Ich trat ein und sofort lagen alle Blicke auf mir. Ich schmunzelte es gab tatsächlich nichts, was ich mehr liebte als grenzenlose Aufmerksamkeit, was mir in diesem Moment den restlichen Mut gab. Mit großen Schritten durchquerte ich neben Gabriel den Raum, der Mühe hatte mit seinen kurzen Beinen mitzuhalten. Er stellte mich neben einen großen Mann mit dunklen Haaren. Hinter ihm konnte ich den Joker erkennen, der trotz meiner hohen Schuhe noch immer größer war, als ich. Ich versuchte ihn nicht weiter zu beachten. Der dunkelhaarige sah mich prüfend an, bevor er mir den Arm hinhielt und mich zu einer kleinen Empore führte, wo wir uns gemeinsam hinstellten. „Ladys and Gentleman, darf ich vorstellen unser heutiger Ehrengast. Amaris.“, rief er laut und Applaus erklang. Wieso war mein Name so bekannt? Ich hatte diese Identität doch gerade erst angenommen. Hilfe suchend versuchte ich nun doch einen Blick vom Joker zu erhaschen, aber er sah mich nur mahnend an. „Ich muss sagen, ich hatte befürchtet du würdest gar nicht mehr kommen.“, sagte der dunkelhaarige. „Ach weißt du - eh -...“ „Marco.“ „Marco, das Beste kommt immer zum Schluss.“, sagte ich so beiläufig wie möglich, obwohl ich mir nicht sicher war, ob man so mit einem Mafiaboss reden konnte. Zu meinem Glück lachte er daraufhin nur und führte mich an einen langen Tisch. Dort standen Hummer, Salate, Fleisch, Nudeln und alles was man sich nur wünschen konnte. Allein beim Anblick war ich schlagartig satt.

Alle setzten sich, aber diesmal mussten meine Begleiter vor der Tür warten. Ich fühlte mich unwohl zwischen diesen Menschen, versuchte mir aber nichts anmerken zu lassen. „Wie alt sind Sie, Amaris.“, fragte ein alter Mann während er kaute. Ich unterdrückte ein Würgen. Mahnend sah ich ihn an. „Eine mutige erste Frage an eine Frau.“, entgegnete ich schroff und er zuckte kurz zusammen. Mein Gott was dachten diese Menschen wer hier vor ihnen saß? Eine Frau neben mir kicherte leise. „Aber weil Sie so nett gefragt haben, werde ich es Ihnen sagen. Ich bin vierundzwanzig.“, erklärte ich. Tatsächlich durfte ich mein richtiges Alter beibehalten. „Da kann man sie ja schon fast als Joker von New York bezeichnen.“, stellte Gabriel fest und aus dem Augenwinkel sah ich wie Wut in dem Genannten hochstieg. „Ich plane im Verborgenen und meist handle ich genauso. Mir ist das Ergebnis wichtiger als der Prozess.“ Ich versuchte der Frage auszuweichen, aber war mir dennoch nicht sicher, ob es den Clown besänftigen würde. „Wo wir doch gerade vom Geschäftlichen reden. Wir sollten über deinen Plan reden, Mister J.“, warf Marco ein und ich war froh, dass ich keine Fragen mehr beantworten musste.

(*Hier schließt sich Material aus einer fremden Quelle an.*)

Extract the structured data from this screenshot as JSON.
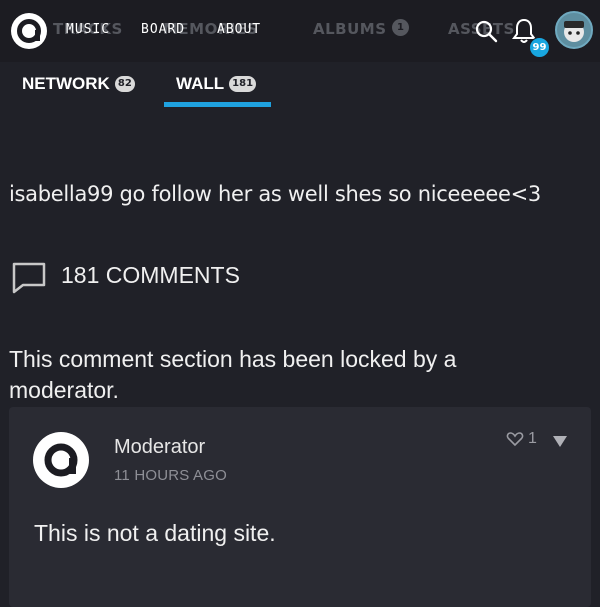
{
  "topbar": {
    "ghost_nav": {
      "tracks_label": "TRACKS",
      "tracks_badge": "",
      "memories_label": "MEMORIES",
      "memories_badge": "",
      "albums_label": "ALBUMS",
      "albums_badge": "1",
      "assets_label": "ASSETS",
      "assets_badge": ""
    },
    "nav": [
      "MUSIC",
      "BOARD",
      "ABOUT"
    ],
    "notification_count": "99",
    "icons": [
      "amino-logo-icon",
      "search-icon",
      "bell-icon",
      "avatar"
    ]
  },
  "subnav": {
    "tabs": [
      {
        "label": "NETWORK",
        "badge": "82"
      },
      {
        "label": "WALL",
        "badge": "181",
        "active": true
      }
    ],
    "accent_color": "#1fa2e0"
  },
  "post": {
    "text": "isabella99 go follow her as well shes so niceeeee<3"
  },
  "comments": {
    "count_label": "181 COMMENTS",
    "locked_notice": "This comment section has been locked by a moderator."
  },
  "moderator_comment": {
    "author": "Moderator",
    "time": "11 HOURS AGO",
    "likes": "1",
    "text": "This is not a dating site."
  }
}
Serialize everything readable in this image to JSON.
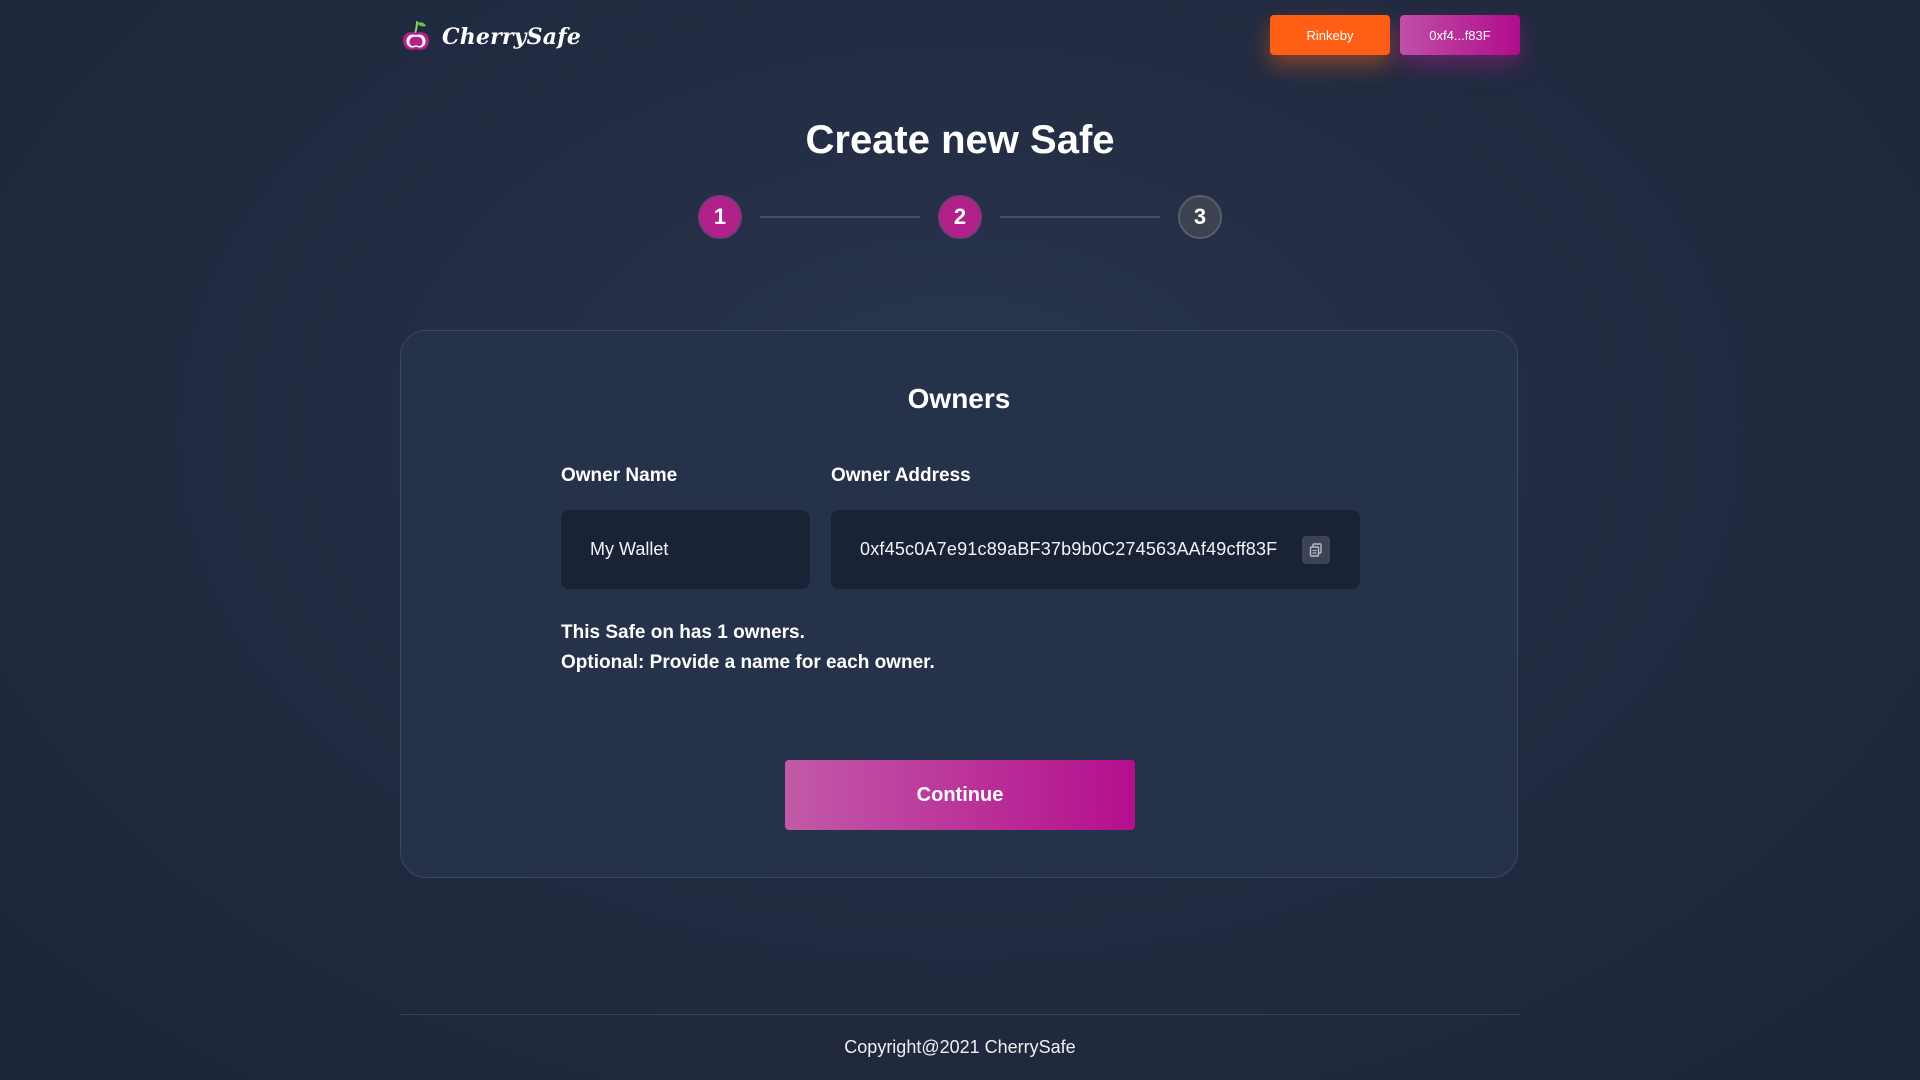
{
  "header": {
    "brand": "CherrySafe",
    "network_label": "Rinkeby",
    "wallet_label": "0xf4...f83F"
  },
  "page": {
    "title": "Create new Safe"
  },
  "stepper": {
    "steps": [
      "1",
      "2",
      "3"
    ],
    "current_step": 2
  },
  "card": {
    "title": "Owners",
    "owner_name_label": "Owner Name",
    "owner_address_label": "Owner Address",
    "owner_name_value": "My Wallet",
    "owner_address_value": "0xf45c0A7e91c89aBF37b9b0C274563AAf49cff83F",
    "info_line_1": "This Safe on has 1 owners.",
    "info_line_2": "Optional: Provide a name for each owner.",
    "continue_label": "Continue"
  },
  "footer": {
    "copyright": "Copyright@2021 CherrySafe"
  },
  "colors": {
    "background": "#222c42",
    "card": "#26314a",
    "network_button": "#ff5f15",
    "accent": "#b10c8c",
    "step_inactive": "#3d4250"
  },
  "icons": {
    "logo": "cherry-logo-icon",
    "copy": "copy-icon"
  }
}
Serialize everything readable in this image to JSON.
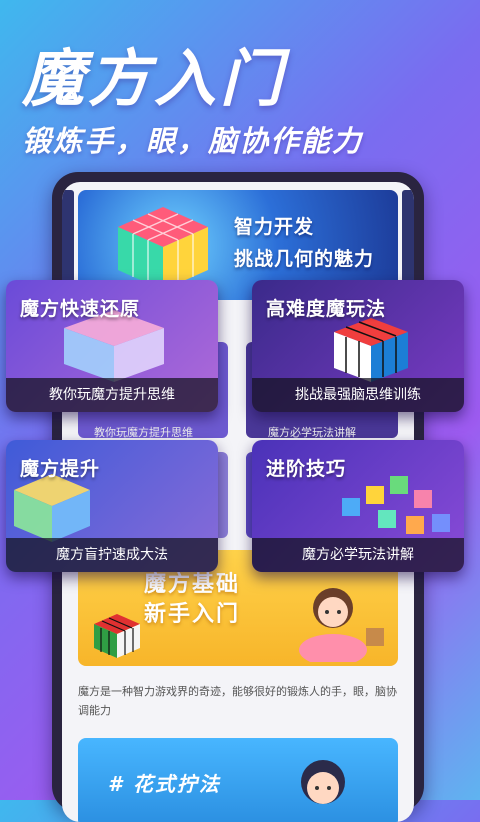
{
  "hero": {
    "title": "魔方入门",
    "subtitle": "锻炼手，眼，脑协作能力"
  },
  "phone_banner": {
    "line1": "智力开发",
    "line2": "挑战几何的魅力"
  },
  "cards": [
    {
      "title": "魔方快速还原",
      "caption": "教你玩魔方提升思维",
      "bg_from": "#6a4bd8",
      "bg_to": "#b06ad8"
    },
    {
      "title": "高难度魔玩法",
      "caption": "挑战最强脑思维训练",
      "bg_from": "#3a2a8a",
      "bg_to": "#7a3bc4"
    },
    {
      "title": "魔方提升",
      "caption": "魔方盲拧速成大法",
      "bg_from": "#3f5bd8",
      "bg_to": "#8a6bd8"
    },
    {
      "title": "进阶技巧",
      "caption": "魔方必学玩法讲解",
      "bg_from": "#4a32b8",
      "bg_to": "#8a4bd8"
    }
  ],
  "under_cards": {
    "label_left": "教你玩魔方提升思维",
    "label_right": "魔方必学玩法讲解"
  },
  "basics": {
    "line1": "魔方基础",
    "line2": "新手入门"
  },
  "description": "魔方是一种智力游戏界的奇迹，能够很好的锻炼人的手，眼，脑协调能力",
  "bottom_card": {
    "title": "# 花式拧法"
  },
  "colors": {
    "accent_purple": "#7a6cf0",
    "accent_blue": "#3fb8ee",
    "basics_yellow": "#ffd24a"
  }
}
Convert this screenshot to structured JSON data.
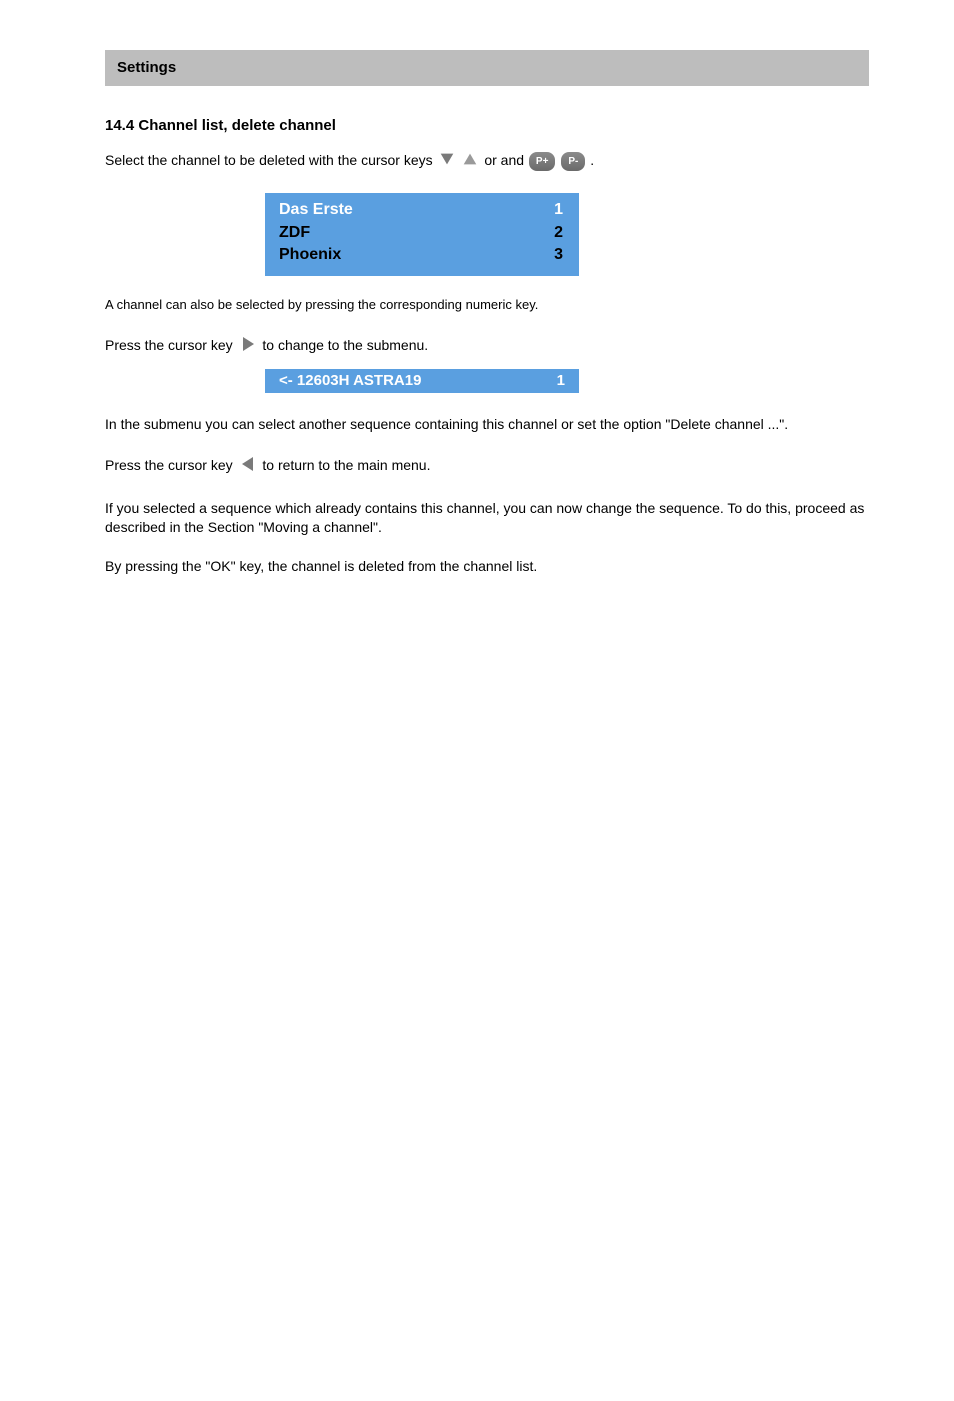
{
  "header_label": "Settings",
  "s1": {
    "title": "14.4 Channel list, delete channel",
    "p1a": "Select the channel to be deleted with the cursor keys",
    "p1b": "or",
    "p1c": "and",
    "p1d": ".",
    "channels": [
      {
        "name": "Das Erste",
        "num": "1",
        "selected": true
      },
      {
        "name": "ZDF",
        "num": "2",
        "selected": false
      },
      {
        "name": "Phoenix",
        "num": "3",
        "selected": false
      }
    ],
    "p2": "A channel can also be selected by pressing the corresponding numeric key.",
    "p3a": "Press the cursor key",
    "p3b": "to change to the submenu.",
    "submenu": {
      "label": "<- 12603H ASTRA19",
      "num": "1"
    },
    "p4": "In the submenu you can select another sequence containing this channel or set the option \"Delete channel ...\".",
    "p5a": "Press the cursor key",
    "p5b": "to return to the main menu.",
    "p6": "If you selected a sequence which already contains this channel, you can now change the sequence. To do this, proceed as described in the Section \"Moving a channel\".",
    "p7": "By pressing the \"OK\" key, the channel is deleted from the channel list."
  },
  "btnPlus": "P+",
  "btnMinus": "P-"
}
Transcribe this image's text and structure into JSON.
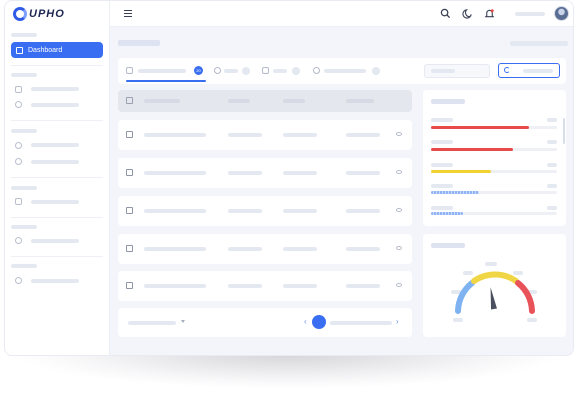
{
  "app": {
    "logo_text": "UPHO"
  },
  "sidebar": {
    "active_item": {
      "label": "Dashboard",
      "icon": "grid-icon"
    }
  },
  "colors": {
    "accent": "#3a6ef2",
    "red": "#e84a4a",
    "yellow": "#f2d233",
    "blue_light": "#8fb3f5",
    "gauge_blue": "#7fb2f0",
    "gauge_yellow": "#f0d545",
    "gauge_red": "#e8535a"
  },
  "tabs": {
    "badge": "20"
  },
  "progress": {
    "bars": [
      0.78,
      0.65,
      0.48,
      0.38,
      0.25
    ]
  },
  "gauge": {
    "needle_fraction": 0.45
  }
}
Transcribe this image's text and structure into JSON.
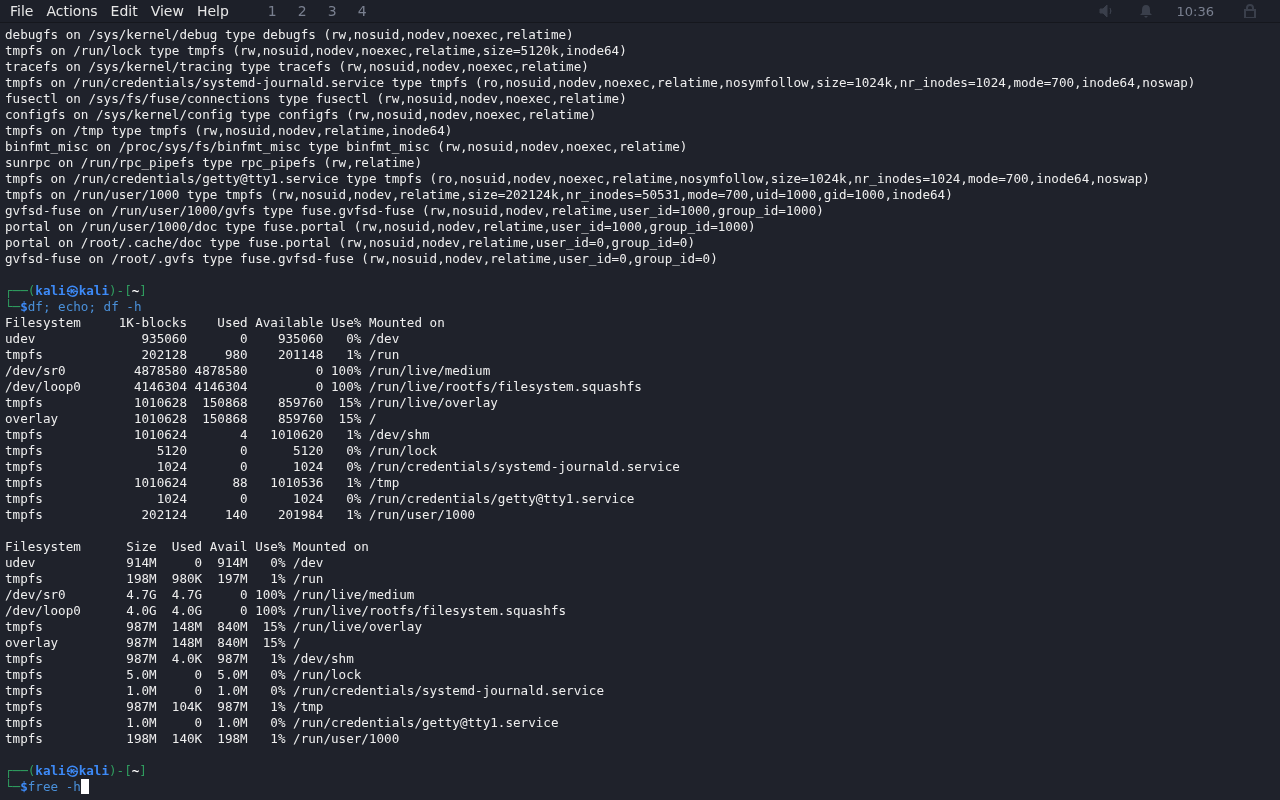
{
  "menu": [
    "File",
    "Actions",
    "Edit",
    "View",
    "Help"
  ],
  "panel": {
    "workspaces": [
      "1",
      "2",
      "3",
      "4"
    ],
    "clock": "10:36"
  },
  "lines": [
    {
      "kind": "text",
      "text": "debugfs on /sys/kernel/debug type debugfs (rw,nosuid,nodev,noexec,relatime)"
    },
    {
      "kind": "text",
      "text": "tmpfs on /run/lock type tmpfs (rw,nosuid,nodev,noexec,relatime,size=5120k,inode64)"
    },
    {
      "kind": "text",
      "text": "tracefs on /sys/kernel/tracing type tracefs (rw,nosuid,nodev,noexec,relatime)"
    },
    {
      "kind": "text",
      "text": "tmpfs on /run/credentials/systemd-journald.service type tmpfs (ro,nosuid,nodev,noexec,relatime,nosymfollow,size=1024k,nr_inodes=1024,mode=700,inode64,noswap)"
    },
    {
      "kind": "text",
      "text": "fusectl on /sys/fs/fuse/connections type fusectl (rw,nosuid,nodev,noexec,relatime)"
    },
    {
      "kind": "text",
      "text": "configfs on /sys/kernel/config type configfs (rw,nosuid,nodev,noexec,relatime)"
    },
    {
      "kind": "text",
      "text": "tmpfs on /tmp type tmpfs (rw,nosuid,nodev,relatime,inode64)"
    },
    {
      "kind": "text",
      "text": "binfmt_misc on /proc/sys/fs/binfmt_misc type binfmt_misc (rw,nosuid,nodev,noexec,relatime)"
    },
    {
      "kind": "text",
      "text": "sunrpc on /run/rpc_pipefs type rpc_pipefs (rw,relatime)"
    },
    {
      "kind": "text",
      "text": "tmpfs on /run/credentials/getty@tty1.service type tmpfs (ro,nosuid,nodev,noexec,relatime,nosymfollow,size=1024k,nr_inodes=1024,mode=700,inode64,noswap)"
    },
    {
      "kind": "text",
      "text": "tmpfs on /run/user/1000 type tmpfs (rw,nosuid,nodev,relatime,size=202124k,nr_inodes=50531,mode=700,uid=1000,gid=1000,inode64)"
    },
    {
      "kind": "text",
      "text": "gvfsd-fuse on /run/user/1000/gvfs type fuse.gvfsd-fuse (rw,nosuid,nodev,relatime,user_id=1000,group_id=1000)"
    },
    {
      "kind": "text",
      "text": "portal on /run/user/1000/doc type fuse.portal (rw,nosuid,nodev,relatime,user_id=1000,group_id=1000)"
    },
    {
      "kind": "text",
      "text": "portal on /root/.cache/doc type fuse.portal (rw,nosuid,nodev,relatime,user_id=0,group_id=0)"
    },
    {
      "kind": "text",
      "text": "gvfsd-fuse on /root/.gvfs type fuse.gvfsd-fuse (rw,nosuid,nodev,relatime,user_id=0,group_id=0)"
    },
    {
      "kind": "blank"
    },
    {
      "kind": "prompt",
      "open": "┌──(",
      "user": "kali",
      "at": "㉿",
      "host": "kali",
      "mid": ")-[",
      "dir": "~",
      "close": "]",
      "corner": "└─",
      "symbol": "$",
      "command": "df; echo; df -h",
      "cursor": false
    },
    {
      "kind": "text",
      "text": "Filesystem     1K-blocks    Used Available Use% Mounted on"
    },
    {
      "kind": "text",
      "text": "udev              935060       0    935060   0% /dev"
    },
    {
      "kind": "text",
      "text": "tmpfs             202128     980    201148   1% /run"
    },
    {
      "kind": "text",
      "text": "/dev/sr0         4878580 4878580         0 100% /run/live/medium"
    },
    {
      "kind": "text",
      "text": "/dev/loop0       4146304 4146304         0 100% /run/live/rootfs/filesystem.squashfs"
    },
    {
      "kind": "text",
      "text": "tmpfs            1010628  150868    859760  15% /run/live/overlay"
    },
    {
      "kind": "text",
      "text": "overlay          1010628  150868    859760  15% /"
    },
    {
      "kind": "text",
      "text": "tmpfs            1010624       4   1010620   1% /dev/shm"
    },
    {
      "kind": "text",
      "text": "tmpfs               5120       0      5120   0% /run/lock"
    },
    {
      "kind": "text",
      "text": "tmpfs               1024       0      1024   0% /run/credentials/systemd-journald.service"
    },
    {
      "kind": "text",
      "text": "tmpfs            1010624      88   1010536   1% /tmp"
    },
    {
      "kind": "text",
      "text": "tmpfs               1024       0      1024   0% /run/credentials/getty@tty1.service"
    },
    {
      "kind": "text",
      "text": "tmpfs             202124     140    201984   1% /run/user/1000"
    },
    {
      "kind": "blank"
    },
    {
      "kind": "text",
      "text": "Filesystem      Size  Used Avail Use% Mounted on"
    },
    {
      "kind": "text",
      "text": "udev            914M     0  914M   0% /dev"
    },
    {
      "kind": "text",
      "text": "tmpfs           198M  980K  197M   1% /run"
    },
    {
      "kind": "text",
      "text": "/dev/sr0        4.7G  4.7G     0 100% /run/live/medium"
    },
    {
      "kind": "text",
      "text": "/dev/loop0      4.0G  4.0G     0 100% /run/live/rootfs/filesystem.squashfs"
    },
    {
      "kind": "text",
      "text": "tmpfs           987M  148M  840M  15% /run/live/overlay"
    },
    {
      "kind": "text",
      "text": "overlay         987M  148M  840M  15% /"
    },
    {
      "kind": "text",
      "text": "tmpfs           987M  4.0K  987M   1% /dev/shm"
    },
    {
      "kind": "text",
      "text": "tmpfs           5.0M     0  5.0M   0% /run/lock"
    },
    {
      "kind": "text",
      "text": "tmpfs           1.0M     0  1.0M   0% /run/credentials/systemd-journald.service"
    },
    {
      "kind": "text",
      "text": "tmpfs           987M  104K  987M   1% /tmp"
    },
    {
      "kind": "text",
      "text": "tmpfs           1.0M     0  1.0M   0% /run/credentials/getty@tty1.service"
    },
    {
      "kind": "text",
      "text": "tmpfs           198M  140K  198M   1% /run/user/1000"
    },
    {
      "kind": "blank"
    },
    {
      "kind": "prompt",
      "open": "┌──(",
      "user": "kali",
      "at": "㉿",
      "host": "kali",
      "mid": ")-[",
      "dir": "~",
      "close": "]",
      "corner": "└─",
      "symbol": "$",
      "command": "free -h",
      "cursor": true
    }
  ]
}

Die nächsten Stunden vergingen bei Gesprächen über Morde, Überfälle, falsche Fährten und eine ganze Menge Geld. Ich wusste gar nicht genau worauf das alles hinauf laufen sollte, schaltete irgendwann aber sowieso einfach ab. Alle waren so in ihrem Element, dass sie mich gar nicht mehr richtig wahrnahmen.